Pyongyang is not twiddling its thumbs while pundits debate posture; it has been methodically advancing its missile and warhead capabilities, recently completing ground tests of a powerful solid-fuel rocket engine and signaling imminent long-range launches. Those developments materially increase North Korea’s ability to field mobile, survivable delivery systems that can strike our allies and threaten the homeland, which means the old assumptions about containment no longer hold. The regime’s weapons program is moving from theoretical menace to operational reality, and Americans should stop pretending otherwise.
U.S. intelligence has warned that Kim Jong Un has no intention of negotiating away his nuclear arsenal and may be prepared to conduct further nuclear and ICBM tests on short notice — a point that makes passive strategies dangerously naive. If the intelligence community says a test could come soon, policymakers must plan not with platitudes but with hard choices that restore deterrence and reassure allies. This is not scaremongering; it is the sober assessment Washington’s leaders are obliged to heed.

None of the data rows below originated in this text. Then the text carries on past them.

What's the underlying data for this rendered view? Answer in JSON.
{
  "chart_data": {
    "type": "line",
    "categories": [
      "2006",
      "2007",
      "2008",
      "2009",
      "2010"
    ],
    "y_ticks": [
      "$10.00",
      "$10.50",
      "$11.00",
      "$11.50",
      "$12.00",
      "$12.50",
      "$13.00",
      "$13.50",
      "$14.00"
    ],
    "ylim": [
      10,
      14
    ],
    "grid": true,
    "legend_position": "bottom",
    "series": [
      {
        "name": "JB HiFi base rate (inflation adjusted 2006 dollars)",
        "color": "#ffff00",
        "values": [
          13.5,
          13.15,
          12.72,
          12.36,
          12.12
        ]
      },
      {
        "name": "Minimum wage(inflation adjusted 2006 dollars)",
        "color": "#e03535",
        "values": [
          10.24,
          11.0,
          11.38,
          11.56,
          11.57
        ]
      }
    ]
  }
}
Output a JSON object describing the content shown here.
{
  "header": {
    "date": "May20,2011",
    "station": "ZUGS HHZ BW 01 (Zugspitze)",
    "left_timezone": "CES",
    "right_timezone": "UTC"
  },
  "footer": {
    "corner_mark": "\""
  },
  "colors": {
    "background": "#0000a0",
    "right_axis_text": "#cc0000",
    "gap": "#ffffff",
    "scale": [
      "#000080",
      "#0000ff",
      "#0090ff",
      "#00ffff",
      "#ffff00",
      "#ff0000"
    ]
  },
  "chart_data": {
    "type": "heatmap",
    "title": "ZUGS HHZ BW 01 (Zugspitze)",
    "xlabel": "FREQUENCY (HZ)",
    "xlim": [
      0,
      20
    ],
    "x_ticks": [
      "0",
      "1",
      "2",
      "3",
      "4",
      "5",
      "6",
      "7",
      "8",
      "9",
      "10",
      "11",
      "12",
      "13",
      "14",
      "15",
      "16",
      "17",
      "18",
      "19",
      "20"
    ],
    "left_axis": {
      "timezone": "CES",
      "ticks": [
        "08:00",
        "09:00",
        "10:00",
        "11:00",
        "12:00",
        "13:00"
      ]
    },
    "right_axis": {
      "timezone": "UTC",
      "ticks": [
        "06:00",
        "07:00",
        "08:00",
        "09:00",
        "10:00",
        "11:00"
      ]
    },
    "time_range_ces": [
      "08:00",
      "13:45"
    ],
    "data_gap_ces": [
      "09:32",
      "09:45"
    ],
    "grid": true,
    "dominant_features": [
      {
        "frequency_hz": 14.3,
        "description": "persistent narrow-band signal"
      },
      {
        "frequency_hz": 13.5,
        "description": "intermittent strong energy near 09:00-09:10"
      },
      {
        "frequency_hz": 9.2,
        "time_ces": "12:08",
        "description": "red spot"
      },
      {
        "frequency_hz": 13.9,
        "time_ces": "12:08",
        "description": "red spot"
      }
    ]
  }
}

Some will say returning nuclear weapons to the Korean Peninsula is provocative, but the truth is more uncomfortable: weakness is provocative. South Korea’s leaders have repeatedly stressed reliance on U.S. extended deterrence rather than developing their own arsenal, making American credibility indispensable in the region. Our alliance will collapse into doubt if Washington cannot back its commitments with tangible capability and posture, and that erosion of trust is exactly what emboldens dictators like Kim.
This moment calls for decisive action, not endless committees and cross-party handwringing. Redeploying a limited, secure nuclear presence to South Korea — combined with accelerated missile defense and conventional modernization — would restore the clear red line Pyongyang now doubts exists. Conservatives who love country should demand that Congress and the White House stop punting on deterrence and start treating national security like the existential priority it is.
Hardworking Americans and our allies deserve leadership that understands peace through strength. If our leaders balk at the unpopular but necessary steps, they will be judged harshly when the crisis that could have been prevented arrives. It is time to choose strength, stand with South Korea, and make deterrence unmistakable to any regime that contemplates attacking the free world.